In my recent post on Obama’s “bottom-up economics” I referred to supply-side economics and largely positive but with shortcomings. My reference to shortcomings generated multiple comments and questions on- and off-line. Let me explain—at the risk of oversimplifying some complicated issues.
Economics is about supply and demand, but most “mainstream economists” tend to emphasize the latter. When consumers demand more goods and services the economy grows. This is true to a point, but Keynesians and other demand-side economists are shortsighted. Their solution to a stagnant economy is always about increasing demand and they prefer government spending to tax cuts because they can directly control how the money is spent. This ultimately leads to more centralized control, large deficits, and the like.
Supply-side economists like famous Reagan advisor Art Laffer emphasize the other side of the equation. From this perspective, lower barriers to production and greater access to capital increase supply and grow the economy. Laffer is known for the “Laffer curve,” a simple but powerful supply-side concept about tax rates and tax revenues.

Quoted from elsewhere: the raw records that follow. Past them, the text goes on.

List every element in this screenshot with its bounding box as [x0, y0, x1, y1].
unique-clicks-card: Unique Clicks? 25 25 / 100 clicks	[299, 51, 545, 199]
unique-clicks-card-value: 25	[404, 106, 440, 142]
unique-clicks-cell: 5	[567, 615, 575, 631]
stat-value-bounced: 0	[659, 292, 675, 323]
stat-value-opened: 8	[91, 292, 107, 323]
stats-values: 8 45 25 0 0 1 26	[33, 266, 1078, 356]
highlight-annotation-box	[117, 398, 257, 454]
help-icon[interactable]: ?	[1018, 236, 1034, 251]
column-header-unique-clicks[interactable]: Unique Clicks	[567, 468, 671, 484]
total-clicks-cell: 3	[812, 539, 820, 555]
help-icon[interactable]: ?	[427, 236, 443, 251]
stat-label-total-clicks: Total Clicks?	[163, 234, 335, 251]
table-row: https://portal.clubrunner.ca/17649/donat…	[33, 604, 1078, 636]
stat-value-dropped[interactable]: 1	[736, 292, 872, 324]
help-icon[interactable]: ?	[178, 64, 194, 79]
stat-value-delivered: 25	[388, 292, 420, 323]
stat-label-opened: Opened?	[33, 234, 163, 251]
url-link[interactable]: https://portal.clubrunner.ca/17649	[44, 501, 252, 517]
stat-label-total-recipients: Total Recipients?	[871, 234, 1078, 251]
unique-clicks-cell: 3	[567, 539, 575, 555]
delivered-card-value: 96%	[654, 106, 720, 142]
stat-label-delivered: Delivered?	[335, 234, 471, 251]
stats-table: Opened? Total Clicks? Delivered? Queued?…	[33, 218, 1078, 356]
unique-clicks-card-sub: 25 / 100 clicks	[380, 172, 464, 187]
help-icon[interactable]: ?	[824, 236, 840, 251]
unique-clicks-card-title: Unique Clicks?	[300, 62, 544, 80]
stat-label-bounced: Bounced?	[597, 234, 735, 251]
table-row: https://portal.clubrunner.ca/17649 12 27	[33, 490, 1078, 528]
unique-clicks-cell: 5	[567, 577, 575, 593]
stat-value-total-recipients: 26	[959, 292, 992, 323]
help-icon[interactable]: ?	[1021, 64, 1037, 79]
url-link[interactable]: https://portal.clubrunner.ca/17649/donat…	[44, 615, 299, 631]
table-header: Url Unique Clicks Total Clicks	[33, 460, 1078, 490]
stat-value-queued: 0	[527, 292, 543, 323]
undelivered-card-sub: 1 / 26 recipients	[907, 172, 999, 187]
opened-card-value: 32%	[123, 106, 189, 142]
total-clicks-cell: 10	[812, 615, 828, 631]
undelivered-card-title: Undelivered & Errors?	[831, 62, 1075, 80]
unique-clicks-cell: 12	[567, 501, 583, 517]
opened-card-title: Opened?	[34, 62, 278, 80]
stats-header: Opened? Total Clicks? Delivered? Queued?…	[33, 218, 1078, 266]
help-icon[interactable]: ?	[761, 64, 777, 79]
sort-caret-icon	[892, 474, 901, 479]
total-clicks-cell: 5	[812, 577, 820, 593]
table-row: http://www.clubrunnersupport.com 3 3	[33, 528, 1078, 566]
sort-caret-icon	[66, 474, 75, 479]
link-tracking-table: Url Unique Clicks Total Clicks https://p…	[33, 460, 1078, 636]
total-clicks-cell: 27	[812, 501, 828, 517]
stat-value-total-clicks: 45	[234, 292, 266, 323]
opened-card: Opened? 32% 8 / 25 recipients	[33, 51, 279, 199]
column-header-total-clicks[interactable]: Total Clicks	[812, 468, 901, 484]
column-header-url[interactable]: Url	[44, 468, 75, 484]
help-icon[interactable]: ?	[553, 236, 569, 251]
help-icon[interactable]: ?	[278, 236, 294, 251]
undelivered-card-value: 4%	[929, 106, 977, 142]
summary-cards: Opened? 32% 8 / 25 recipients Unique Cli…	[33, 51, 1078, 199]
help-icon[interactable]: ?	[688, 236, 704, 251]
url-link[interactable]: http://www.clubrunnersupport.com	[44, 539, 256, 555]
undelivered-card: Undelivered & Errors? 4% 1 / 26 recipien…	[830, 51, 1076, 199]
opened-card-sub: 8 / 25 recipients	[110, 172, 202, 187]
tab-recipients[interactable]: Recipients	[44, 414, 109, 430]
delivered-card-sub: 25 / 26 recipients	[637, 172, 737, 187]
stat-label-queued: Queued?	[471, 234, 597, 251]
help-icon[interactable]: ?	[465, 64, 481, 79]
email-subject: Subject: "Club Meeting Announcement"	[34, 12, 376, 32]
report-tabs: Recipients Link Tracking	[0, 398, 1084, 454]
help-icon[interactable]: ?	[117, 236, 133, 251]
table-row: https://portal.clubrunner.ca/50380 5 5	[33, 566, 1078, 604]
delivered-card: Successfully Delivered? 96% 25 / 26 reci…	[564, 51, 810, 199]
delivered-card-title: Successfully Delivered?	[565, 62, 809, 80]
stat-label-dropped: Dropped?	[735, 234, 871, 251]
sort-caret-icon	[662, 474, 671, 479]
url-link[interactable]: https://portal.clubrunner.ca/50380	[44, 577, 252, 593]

According to the Laffer curve, when tax rates become too high, a cut in taxes can actually increase government tax revenues by increasing incentives for companies to produce and individuals to work. There are a lot of other factors that influence government tax revenues, but the Laffer curve helps explain why Reagan’s tax cuts spurred both economic growth and increased government revenues. Reagan fell short of tackling the deficit, but that was largely a spending problem, then as it is today.
There’s no question that supply-side economists offer a breath of fresh air to a Keynesian-dominated world. Supply-siders attack burdensome regulations and confiscatory tax rates, both of which are byproducts of a demand-side approach. Unfortunately, they don’t go far enough. Most supply-siders don’t object to Federal Reserve intervention in an economy. While they tend to be more sensitive than demand-siders to Fed abuses, they take a middle-of-the-road approach and fail to see the long-term problems with an activist Fed.
Second, supply-siders don’t directly address the problem of cronyism, the ongoing collusion between politicians/bureaucrats and private interests. While a regulation rollbacks and tax cuts tend to reduce the influence of cronyism, most supply-siders are satisfied with a tax system with certain elements of social engineering (i.e., special deals designed to favor special interests) and heavy government control in select industries like healthcare and education.
My views are more closely aligned with the Austrian school of economics. Austrians realize that most—not just some—government intervention in the economy is detrimental. They don’t just favor tax cuts, but instead a complete overhaul of the tax system in favor of a fair tax or a flat tax with low rates and few deductions. They also insist on substantial reductions in government spending, not just minor tweaks, reductions in spending increases, or spending freezes. Government spending has always been and continues to be the number one problem. Austrians understand the importance of addressing this head-on.
At the end of the day, I agree with much of what supply-side economists have to say. Reaganomics was certainly a step in the right direction, but the current situation is dire and requires stronger medicine. The Austrian approach offers a more complete solution.